I told Niall that there’s no such thing as coincidence, that it’s hardest to see that which is closest to you. Have I failed to heed my own warnings, Lord? Her knee throbbed from the press of her weight. I have never obeyed my body instead of my brain—is this what I’m doing now?
She remained on her knees on the hardwood floor and offered her pain as sacrifice, imagining it as gold coins that she tossed into the bowl. Only when her eyes teared and she bit her lip to suppress a cry did she struggle to her feet, store the empty boxes in the closet, and return to bed.
CHAPTER 25
Tsecha sat on the veranda of Dathim Naré’s house and watched the lights of a Vynshàrau patrol skimmer flicker off the water. The activity had lessened considerably compared to earlier in the night. Then, the lake skimmers had traversed in pairs and triples, while demis swooped and glided above as seabirds chivying watercraft.

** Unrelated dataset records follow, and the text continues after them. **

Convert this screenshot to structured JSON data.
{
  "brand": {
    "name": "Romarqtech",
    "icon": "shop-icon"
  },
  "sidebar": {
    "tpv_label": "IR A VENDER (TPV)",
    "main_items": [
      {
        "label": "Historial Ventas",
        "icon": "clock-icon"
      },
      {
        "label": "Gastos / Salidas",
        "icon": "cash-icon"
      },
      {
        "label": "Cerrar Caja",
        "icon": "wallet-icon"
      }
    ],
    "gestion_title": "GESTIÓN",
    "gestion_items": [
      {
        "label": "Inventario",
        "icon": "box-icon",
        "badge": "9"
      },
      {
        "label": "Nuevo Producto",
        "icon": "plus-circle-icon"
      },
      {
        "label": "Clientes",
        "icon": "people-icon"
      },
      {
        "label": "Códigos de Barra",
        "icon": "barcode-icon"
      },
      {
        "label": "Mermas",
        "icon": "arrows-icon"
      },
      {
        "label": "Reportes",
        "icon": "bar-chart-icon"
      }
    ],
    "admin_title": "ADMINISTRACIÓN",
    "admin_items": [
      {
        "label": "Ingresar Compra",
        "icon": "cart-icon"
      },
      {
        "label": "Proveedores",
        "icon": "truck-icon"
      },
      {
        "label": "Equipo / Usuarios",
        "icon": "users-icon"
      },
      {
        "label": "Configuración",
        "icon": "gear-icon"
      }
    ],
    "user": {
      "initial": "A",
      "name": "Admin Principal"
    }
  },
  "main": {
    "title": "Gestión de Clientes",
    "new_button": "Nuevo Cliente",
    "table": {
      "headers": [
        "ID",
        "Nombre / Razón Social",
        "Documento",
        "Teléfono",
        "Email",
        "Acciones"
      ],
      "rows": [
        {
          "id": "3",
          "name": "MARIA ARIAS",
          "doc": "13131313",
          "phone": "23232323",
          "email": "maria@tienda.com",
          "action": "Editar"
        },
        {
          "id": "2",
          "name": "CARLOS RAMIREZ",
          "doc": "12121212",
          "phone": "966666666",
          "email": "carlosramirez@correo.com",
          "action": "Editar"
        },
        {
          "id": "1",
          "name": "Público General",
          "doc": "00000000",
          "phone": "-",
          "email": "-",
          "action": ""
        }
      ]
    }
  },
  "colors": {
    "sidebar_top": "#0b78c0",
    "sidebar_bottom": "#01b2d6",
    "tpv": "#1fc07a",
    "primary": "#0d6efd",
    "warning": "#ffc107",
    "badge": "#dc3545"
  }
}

What do you look for, Shai? Tsecha watched the skimmer until it turned along the invisible border dividing idomeni waters from those of the Interior Ministry, then flitted toward the dim horizon. What is out on the lake that you find so interesting? Do you search for documents, too? He bared his teeth at the thought, but his humor quickly dissipated. He wished he had brought the timeform from his work table—the mental exercise of converting idomeni time to humanish would have occupied him, prevented his thoughts from wandering as the skimmers did over the water.